Rudy menyatakan para mafia itu biasanya mengambil solar dengan truk tangki bermuatan 5 ton atau 5 ribu liter per sekali transaksi. Dalam satu hari, mereka bisa menjual 10 ribu liter atau dua truk ke pembeli.

"Jadi 5 ton itu mereka dapat untung 56 juta," ucap Rudy kepada Tempo pada Jumat, 25 Oktober 2024.

Keuntungan itu, menurut Rudy, berasal dari selisih harga beli dan harga jual. 

Para mafia membeli solar bersubsidi di Stasiun Pengisian Bahan Bakar Umum (SPBU) Pertamina dengan harga Rp 6.800 per liter dan menjualnya dengan harga Rp 18.000 - Rp 20.000 per liter.

Rudy menyatakan, penimbun minyak ini mengambil jatah minyak bersubsidi dengan menggunakan barcode atau kode batang resmi yang dikeluarkan oleh Pertamina. Namun, barcode tersebut bukan atas nama mereka. 

"Ada empat barcode yang kami sita," kata Rudy kepada Tempo pada Jumat, 25 Oktober 2024.

Dari empat barcode itu, menurut Rudy, dua diantaranya memperbolehkan si pemilik mengambil solar bersubsidi sebanyak 4 ribu liter per hari. Sementara dua lainnya memiliki kuota 4 ribu liter solar bersubsidi dalam 30 hari atau sebulan. 

Rudy menyatakan barcode yang mereka sita milik seorang pengusaha perikanan asal Cilacap, Jawa Tengah. 

Kode batang itu seharusnya tak boleh dipindahtangankan dan hanya boleh digunakan untuk kapal penangkap ikan milik si pengusaha. 

Ia menuturkan, para mafia itu menjual solar bersubsidi itu ke sejumlah pelaku industri dan ke perbatasan.
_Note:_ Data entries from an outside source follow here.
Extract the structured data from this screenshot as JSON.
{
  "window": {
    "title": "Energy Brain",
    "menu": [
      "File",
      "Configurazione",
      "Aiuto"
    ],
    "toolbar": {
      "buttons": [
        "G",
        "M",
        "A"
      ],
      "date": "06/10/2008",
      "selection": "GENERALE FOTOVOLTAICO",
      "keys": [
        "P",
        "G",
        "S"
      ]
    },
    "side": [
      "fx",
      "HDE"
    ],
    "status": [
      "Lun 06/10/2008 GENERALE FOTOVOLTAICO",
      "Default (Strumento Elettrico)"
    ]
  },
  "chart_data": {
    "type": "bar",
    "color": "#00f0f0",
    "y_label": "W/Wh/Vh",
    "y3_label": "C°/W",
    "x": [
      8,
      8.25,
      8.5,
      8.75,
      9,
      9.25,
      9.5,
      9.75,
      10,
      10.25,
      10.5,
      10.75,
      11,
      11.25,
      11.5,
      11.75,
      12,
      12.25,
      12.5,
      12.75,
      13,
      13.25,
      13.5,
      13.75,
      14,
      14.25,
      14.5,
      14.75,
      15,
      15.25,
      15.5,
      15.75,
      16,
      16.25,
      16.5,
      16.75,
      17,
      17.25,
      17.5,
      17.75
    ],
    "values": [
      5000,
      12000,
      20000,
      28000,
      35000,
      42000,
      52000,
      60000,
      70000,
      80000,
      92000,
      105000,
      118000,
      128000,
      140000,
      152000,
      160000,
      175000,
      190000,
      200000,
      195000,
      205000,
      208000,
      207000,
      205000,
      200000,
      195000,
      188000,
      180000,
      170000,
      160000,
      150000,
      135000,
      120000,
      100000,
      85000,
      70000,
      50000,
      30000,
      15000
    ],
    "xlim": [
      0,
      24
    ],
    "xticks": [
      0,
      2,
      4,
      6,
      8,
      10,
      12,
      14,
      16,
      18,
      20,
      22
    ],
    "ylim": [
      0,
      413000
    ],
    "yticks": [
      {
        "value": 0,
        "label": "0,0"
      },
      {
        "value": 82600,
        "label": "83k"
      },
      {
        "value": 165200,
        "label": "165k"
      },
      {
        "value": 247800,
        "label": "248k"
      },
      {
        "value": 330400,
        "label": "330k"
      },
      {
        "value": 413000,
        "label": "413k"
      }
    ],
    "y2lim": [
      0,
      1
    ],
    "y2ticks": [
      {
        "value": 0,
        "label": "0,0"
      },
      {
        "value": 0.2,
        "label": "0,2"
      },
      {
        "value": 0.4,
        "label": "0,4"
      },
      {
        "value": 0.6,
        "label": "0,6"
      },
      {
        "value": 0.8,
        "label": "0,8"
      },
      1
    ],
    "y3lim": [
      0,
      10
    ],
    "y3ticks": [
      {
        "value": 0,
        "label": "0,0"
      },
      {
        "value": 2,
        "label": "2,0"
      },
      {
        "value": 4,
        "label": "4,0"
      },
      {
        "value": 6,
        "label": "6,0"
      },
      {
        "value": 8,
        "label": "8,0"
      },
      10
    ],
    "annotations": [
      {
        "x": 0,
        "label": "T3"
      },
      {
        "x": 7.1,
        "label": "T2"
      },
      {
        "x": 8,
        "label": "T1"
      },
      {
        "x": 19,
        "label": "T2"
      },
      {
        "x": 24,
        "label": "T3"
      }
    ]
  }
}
Dalam satu hari, menurut penyelidikan dia, para pelaku bisa mengirim 10 ribu liter ke pembeli. Artinya, keuntungan para pelaku bisa mencapai Rp 112 juta per hari.

Dugaan mafia atau penimbunan minyak ini Rudy ungkap setelah mendapatkan informasi dari para nelayan adanya kelangkaan minyak. 
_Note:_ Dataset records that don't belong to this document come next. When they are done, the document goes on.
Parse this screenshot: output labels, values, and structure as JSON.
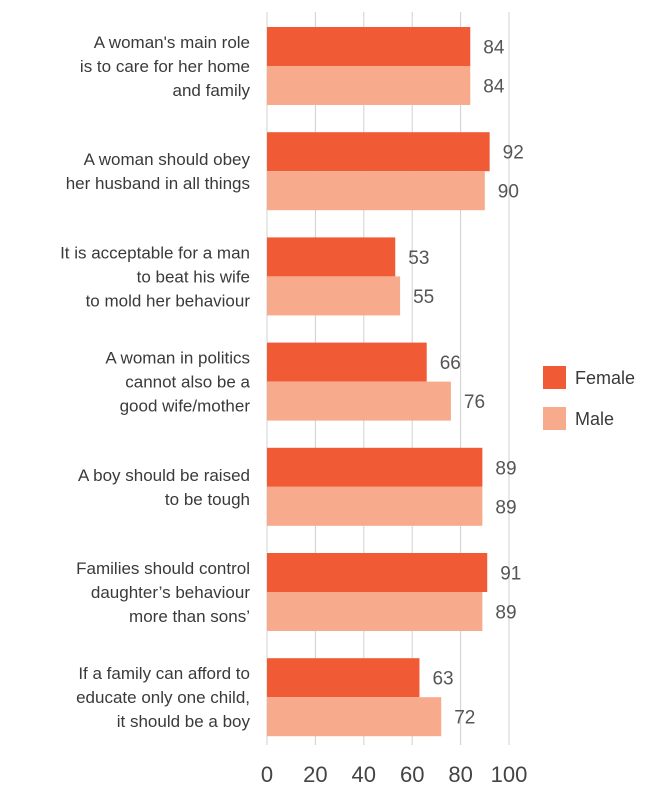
{
  "chart_data": {
    "type": "bar",
    "orientation": "horizontal",
    "categories": [
      [
        "A woman's main role",
        "is to care for her home",
        "and family"
      ],
      [
        "A woman should obey",
        "her husband in all things"
      ],
      [
        "It is acceptable for a man",
        "to beat his wife",
        "to mold her behaviour"
      ],
      [
        "A woman in politics",
        "cannot also be a",
        "good wife/mother"
      ],
      [
        "A boy should be raised",
        "to be tough"
      ],
      [
        "Families should control",
        "daughter’s behaviour",
        "more than sons’"
      ],
      [
        "If a family can afford to",
        "educate only one child,",
        "it should be a boy"
      ]
    ],
    "series": [
      {
        "name": "Female",
        "color": "#f05a35",
        "values": [
          84,
          92,
          53,
          66,
          89,
          91,
          63
        ]
      },
      {
        "name": "Male",
        "color": "#f7ab8c",
        "values": [
          84,
          90,
          55,
          76,
          89,
          89,
          72
        ]
      }
    ],
    "xlim": [
      0,
      100
    ],
    "xticks": [
      0,
      20,
      40,
      60,
      80,
      100
    ],
    "grid": true,
    "legend_position": "right"
  }
}
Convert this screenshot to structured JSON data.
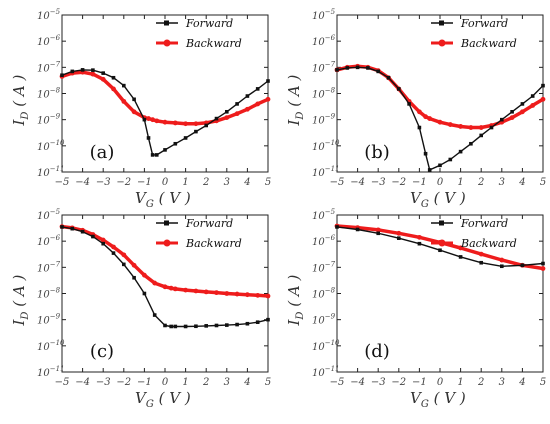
{
  "colors": {
    "forward": "#111111",
    "backward": "#ee1c1c"
  },
  "axis": {
    "x_ticks": [
      "-5",
      "-4",
      "-3",
      "-2",
      "-1",
      "0",
      "1",
      "2",
      "3",
      "4",
      "5"
    ],
    "y_tick_base": "10",
    "y_tick_exps": [
      "-11",
      "-10",
      "-9",
      "-8",
      "-7",
      "-6",
      "-5"
    ],
    "xlabel_main": "V",
    "xlabel_sub": "G",
    "xlabel_unit": " ( V )",
    "ylabel_main": "I",
    "ylabel_sub": "D",
    "ylabel_unit": " ( A )"
  },
  "legend": {
    "forward": "Forward",
    "backward": "Backward"
  },
  "chart_data": [
    {
      "type": "line",
      "panel_label": "(a)",
      "y_scale": "log",
      "xlim": [
        -5,
        5
      ],
      "ylim": [
        1e-11,
        1e-05
      ],
      "legend_position": "top-right",
      "x": [
        -5,
        -4.5,
        -4,
        -3.5,
        -3,
        -2.5,
        -2,
        -1.5,
        -1,
        -0.8,
        -0.6,
        -0.4,
        0,
        0.5,
        1,
        1.5,
        2,
        2.5,
        3,
        3.5,
        4,
        4.5,
        5
      ],
      "series": [
        {
          "name": "Forward",
          "values": [
            5e-08,
            7e-08,
            8e-08,
            7.8e-08,
            6e-08,
            4e-08,
            2e-08,
            6e-09,
            1e-09,
            2e-10,
            4.5e-11,
            4.5e-11,
            7e-11,
            1.2e-10,
            2e-10,
            3.5e-10,
            6e-10,
            1.1e-09,
            2e-09,
            4e-09,
            8e-09,
            1.5e-08,
            3e-08
          ]
        },
        {
          "name": "Backward",
          "values": [
            4.5e-08,
            6e-08,
            6.5e-08,
            5.5e-08,
            3.5e-08,
            1.5e-08,
            5e-09,
            2e-09,
            1.2e-09,
            1.1e-09,
            1e-09,
            9e-10,
            8e-10,
            7.5e-10,
            7e-10,
            7e-10,
            7.5e-10,
            9e-10,
            1.2e-09,
            1.7e-09,
            2.5e-09,
            4e-09,
            6e-09
          ]
        }
      ]
    },
    {
      "type": "line",
      "panel_label": "(b)",
      "y_scale": "log",
      "xlim": [
        -5,
        5
      ],
      "ylim": [
        1e-11,
        1e-05
      ],
      "legend_position": "top-right",
      "x": [
        -5,
        -4.5,
        -4,
        -3.5,
        -3,
        -2.5,
        -2,
        -1.5,
        -1,
        -0.7,
        -0.5,
        0,
        0.5,
        1,
        1.5,
        2,
        2.5,
        3,
        3.5,
        4,
        4.5,
        5
      ],
      "series": [
        {
          "name": "Forward",
          "values": [
            8e-08,
            9.5e-08,
            1e-07,
            9.5e-08,
            7e-08,
            4e-08,
            1.5e-08,
            4e-09,
            5e-10,
            5e-11,
            1.2e-11,
            1.8e-11,
            3e-11,
            6e-11,
            1.2e-10,
            2.5e-10,
            5e-10,
            1e-09,
            2e-09,
            4e-09,
            8e-09,
            2e-08
          ]
        },
        {
          "name": "Backward",
          "values": [
            8e-08,
            1e-07,
            1.1e-07,
            1e-07,
            7.5e-08,
            4e-08,
            1.5e-08,
            5e-09,
            2e-09,
            1.3e-09,
            1.1e-09,
            8e-10,
            6.5e-10,
            5.5e-10,
            5e-10,
            5e-10,
            6e-10,
            8e-10,
            1.2e-09,
            2e-09,
            3.5e-09,
            6e-09
          ]
        }
      ]
    },
    {
      "type": "line",
      "panel_label": "(c)",
      "y_scale": "log",
      "xlim": [
        -5,
        5
      ],
      "ylim": [
        1e-11,
        1e-05
      ],
      "legend_position": "top-right",
      "x": [
        -5,
        -4.5,
        -4,
        -3.5,
        -3,
        -2.5,
        -2,
        -1.5,
        -1,
        -0.5,
        0,
        0.3,
        0.5,
        1,
        1.5,
        2,
        2.5,
        3,
        3.5,
        4,
        4.5,
        5
      ],
      "series": [
        {
          "name": "Forward",
          "values": [
            3.5e-06,
            3e-06,
            2.3e-06,
            1.5e-06,
            8e-07,
            3.5e-07,
            1.3e-07,
            4e-08,
            1e-08,
            1.5e-09,
            6e-10,
            5.5e-10,
            5.5e-10,
            5.5e-10,
            5.6e-10,
            5.8e-10,
            6e-10,
            6.2e-10,
            6.5e-10,
            7e-10,
            8e-10,
            1e-09
          ]
        },
        {
          "name": "Backward",
          "values": [
            3.6e-06,
            3.2e-06,
            2.6e-06,
            1.8e-06,
            1.1e-06,
            6e-07,
            3e-07,
            1.2e-07,
            5e-08,
            2.5e-08,
            1.8e-08,
            1.6e-08,
            1.5e-08,
            1.35e-08,
            1.25e-08,
            1.15e-08,
            1.08e-08,
            1e-08,
            9.5e-09,
            9e-09,
            8.5e-09,
            8e-09
          ]
        }
      ]
    },
    {
      "type": "line",
      "panel_label": "(d)",
      "y_scale": "log",
      "xlim": [
        -5,
        5
      ],
      "ylim": [
        1e-11,
        1e-05
      ],
      "legend_position": "top-right",
      "x": [
        -5,
        -4,
        -3,
        -2,
        -1,
        0,
        1,
        2,
        3,
        4,
        5
      ],
      "series": [
        {
          "name": "Forward",
          "values": [
            3.5e-06,
            2.8e-06,
            2e-06,
            1.3e-06,
            8e-07,
            4.5e-07,
            2.5e-07,
            1.5e-07,
            1.1e-07,
            1.2e-07,
            1.4e-07
          ]
        },
        {
          "name": "Backward",
          "values": [
            3.8e-06,
            3.3e-06,
            2.7e-06,
            2e-06,
            1.4e-06,
            9e-07,
            5.5e-07,
            3.2e-07,
            1.9e-07,
            1.2e-07,
            9e-08
          ]
        }
      ]
    }
  ]
}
Namun, katanya, penyelidikan ini harus berhenti usai dia mendapat sanksi pemberhentian tidak dengan hormat (PTDH) oleh Komisi Kode Etik Polisi (KKEP) Polda NTT pada 11 Oktober lalu. 

Rudy disidang karena melanggar kode etik saat memasang garis polisi atau police line di tempat penampungan minyak milik dua anggota jaringan penampungan solar bersubsidi ilegal berinisial AA dan AG.  
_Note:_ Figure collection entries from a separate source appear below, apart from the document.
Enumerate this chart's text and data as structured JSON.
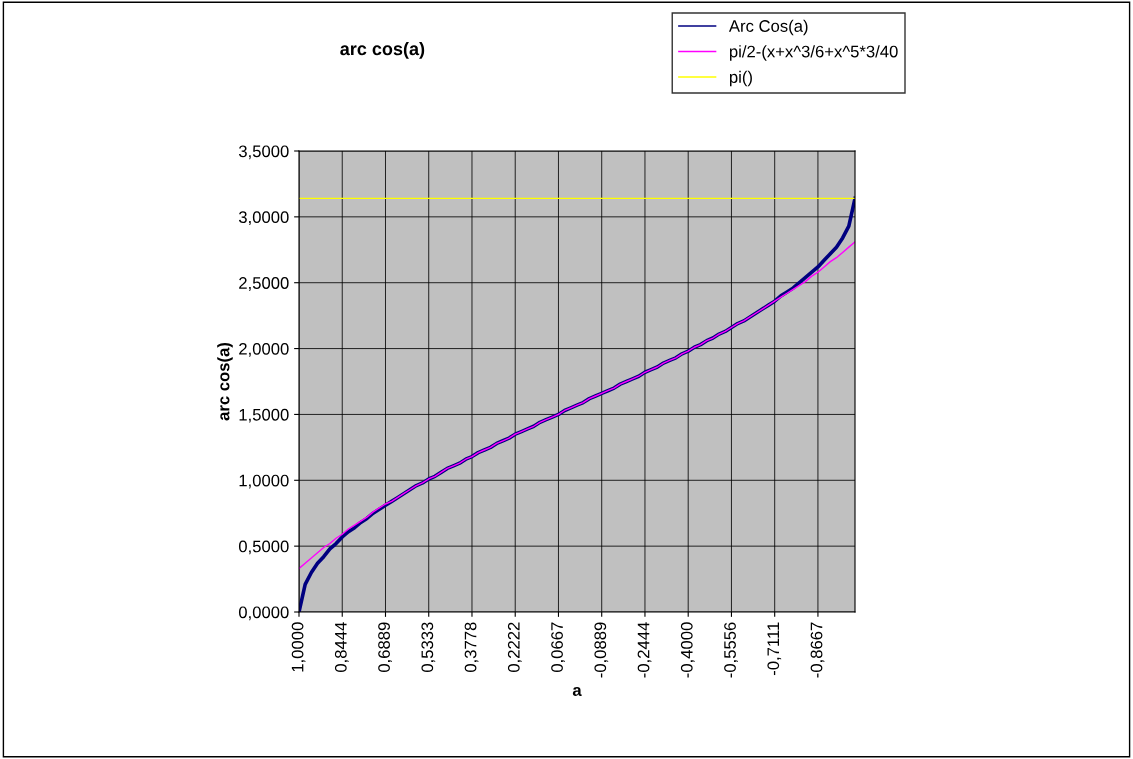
{
  "chart_data": {
    "type": "line",
    "title": "arc cos(a)",
    "xlabel": "a",
    "ylabel": "arc cos(a)",
    "categories": [
      "1,0000",
      null,
      null,
      null,
      null,
      null,
      null,
      "0,8444",
      null,
      null,
      null,
      null,
      null,
      null,
      "0,6889",
      null,
      null,
      null,
      null,
      null,
      null,
      "0,5333",
      null,
      null,
      null,
      null,
      null,
      null,
      "0,3778",
      null,
      null,
      null,
      null,
      null,
      null,
      "0,2222",
      null,
      null,
      null,
      null,
      null,
      null,
      "0,0667",
      null,
      null,
      null,
      null,
      null,
      null,
      "-0,0889",
      null,
      null,
      null,
      null,
      null,
      null,
      "-0,2444",
      null,
      null,
      null,
      null,
      null,
      null,
      "-0,4000",
      null,
      null,
      null,
      null,
      null,
      null,
      "-0,5556",
      null,
      null,
      null,
      null,
      null,
      null,
      "-0,7111",
      null,
      null,
      null,
      null,
      null,
      null,
      "-0,8667",
      null,
      null,
      null,
      null,
      null,
      null
    ],
    "series": [
      {
        "name": "Arc Cos(a)",
        "color": "#000080",
        "values": [
          0,
          0.21,
          0.3,
          0.37,
          0.42,
          0.48,
          0.52,
          0.57,
          0.61,
          0.64,
          0.68,
          0.71,
          0.75,
          0.78,
          0.81,
          0.84,
          0.87,
          0.9,
          0.93,
          0.96,
          0.98,
          1.01,
          1.03,
          1.06,
          1.09,
          1.11,
          1.13,
          1.16,
          1.18,
          1.21,
          1.23,
          1.25,
          1.28,
          1.3,
          1.32,
          1.35,
          1.37,
          1.39,
          1.41,
          1.44,
          1.46,
          1.48,
          1.5,
          1.53,
          1.55,
          1.57,
          1.59,
          1.62,
          1.64,
          1.66,
          1.68,
          1.7,
          1.73,
          1.75,
          1.77,
          1.79,
          1.82,
          1.84,
          1.86,
          1.89,
          1.91,
          1.93,
          1.96,
          1.98,
          2.01,
          2.03,
          2.06,
          2.08,
          2.11,
          2.13,
          2.16,
          2.19,
          2.21,
          2.24,
          2.27,
          2.3,
          2.33,
          2.36,
          2.4,
          2.43,
          2.46,
          2.5,
          2.54,
          2.58,
          2.62,
          2.67,
          2.72,
          2.77,
          2.84,
          2.93,
          3.14
        ]
      },
      {
        "name": "pi/2-(x+x^3/6+x^5*3/40",
        "color": "#ff00ff",
        "values": [
          0.33,
          0.37,
          0.41,
          0.45,
          0.49,
          0.52,
          0.56,
          0.59,
          0.63,
          0.66,
          0.69,
          0.72,
          0.76,
          0.79,
          0.82,
          0.84,
          0.87,
          0.9,
          0.93,
          0.96,
          0.98,
          1.01,
          1.03,
          1.06,
          1.09,
          1.11,
          1.13,
          1.16,
          1.18,
          1.21,
          1.23,
          1.25,
          1.28,
          1.3,
          1.32,
          1.35,
          1.37,
          1.39,
          1.41,
          1.44,
          1.46,
          1.48,
          1.5,
          1.53,
          1.55,
          1.57,
          1.59,
          1.62,
          1.64,
          1.66,
          1.68,
          1.7,
          1.73,
          1.75,
          1.77,
          1.79,
          1.82,
          1.84,
          1.86,
          1.89,
          1.91,
          1.93,
          1.96,
          1.98,
          2.01,
          2.03,
          2.06,
          2.08,
          2.11,
          2.13,
          2.16,
          2.19,
          2.21,
          2.24,
          2.27,
          2.3,
          2.33,
          2.36,
          2.39,
          2.42,
          2.45,
          2.48,
          2.51,
          2.55,
          2.58,
          2.62,
          2.66,
          2.69,
          2.73,
          2.77,
          2.81
        ]
      },
      {
        "name": "pi()",
        "color": "#ffff00",
        "values": [
          3.14,
          3.14,
          3.14,
          3.14,
          3.14,
          3.14,
          3.14,
          3.14,
          3.14,
          3.14,
          3.14,
          3.14,
          3.14,
          3.14,
          3.14,
          3.14,
          3.14,
          3.14,
          3.14,
          3.14,
          3.14,
          3.14,
          3.14,
          3.14,
          3.14,
          3.14,
          3.14,
          3.14,
          3.14,
          3.14,
          3.14,
          3.14,
          3.14,
          3.14,
          3.14,
          3.14,
          3.14,
          3.14,
          3.14,
          3.14,
          3.14,
          3.14,
          3.14,
          3.14,
          3.14,
          3.14,
          3.14,
          3.14,
          3.14,
          3.14,
          3.14,
          3.14,
          3.14,
          3.14,
          3.14,
          3.14,
          3.14,
          3.14,
          3.14,
          3.14,
          3.14,
          3.14,
          3.14,
          3.14,
          3.14,
          3.14,
          3.14,
          3.14,
          3.14,
          3.14,
          3.14,
          3.14,
          3.14,
          3.14,
          3.14,
          3.14,
          3.14,
          3.14,
          3.14,
          3.14,
          3.14,
          3.14,
          3.14,
          3.14,
          3.14,
          3.14,
          3.14,
          3.14,
          3.14,
          3.14,
          3.14
        ]
      }
    ],
    "ylim": [
      0,
      3.5
    ],
    "yticks": [
      {
        "value": 0,
        "label": "0,0000"
      },
      {
        "value": 0.5,
        "label": "0,5000"
      },
      {
        "value": 1,
        "label": "1,0000"
      },
      {
        "value": 1.5,
        "label": "1,5000"
      },
      {
        "value": 2,
        "label": "2,0000"
      },
      {
        "value": 2.5,
        "label": "2,5000"
      },
      {
        "value": 3,
        "label": "3,0000"
      },
      {
        "value": 3.5,
        "label": "3,5000"
      }
    ],
    "grid": true,
    "legend": "top right",
    "marker": "none",
    "line_style": "solid"
  }
}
Rudy menyatakan AA merupakan residivis kasus yang sama. AA, kata Rudy, pernah dua kali tertangkap karena penimbunan dan penjualan BBM bersubsidi ilegal. AA juga pernah ditangkap pada tahun 2022 ketika dia membawa BBM bersubsidi ilegal sebanyak 6 ton atau 6 ribu liter.  

"Jadi, itu dia punya riwayat. Itu membawa dia masuk penjara tahun 2022, dia keluar tahun 2023," ucapnya.

Setelah keluar penjara, menurut Rudy, AA kembali mengulangi perbuatannya. Polresta Kupang pun sempat kembali menangkapnya. 

"Dia pernah ditangkap terkait pengiriman minyak ke Timor-Leste. Jadi, itu ditetapkan sebagai tersangka. Tahun 2023. Tapi di peradilan Polresta Kupang kalah," ucap Rudy.

Rudy Soik pun mengaku bisa memastikan AA bukan nelayan ataupun pemilik kapal yang berhak untuk memperoleh solar bersubsidi dalam jumlah sebesar itu. 

Dia pun mencurigai AA dan AG merupakan bagian dari jaringan besar mafia bahan bakar minyak (BBM) bersubsidi. 

"Ini yang saya bilang mafia, yang polanya menggunakan nama orang lain dengan kapasitas minyak yang besar. Karena si pengusaha asal Cilacap ini punya 11 kapal," ucap Rudy.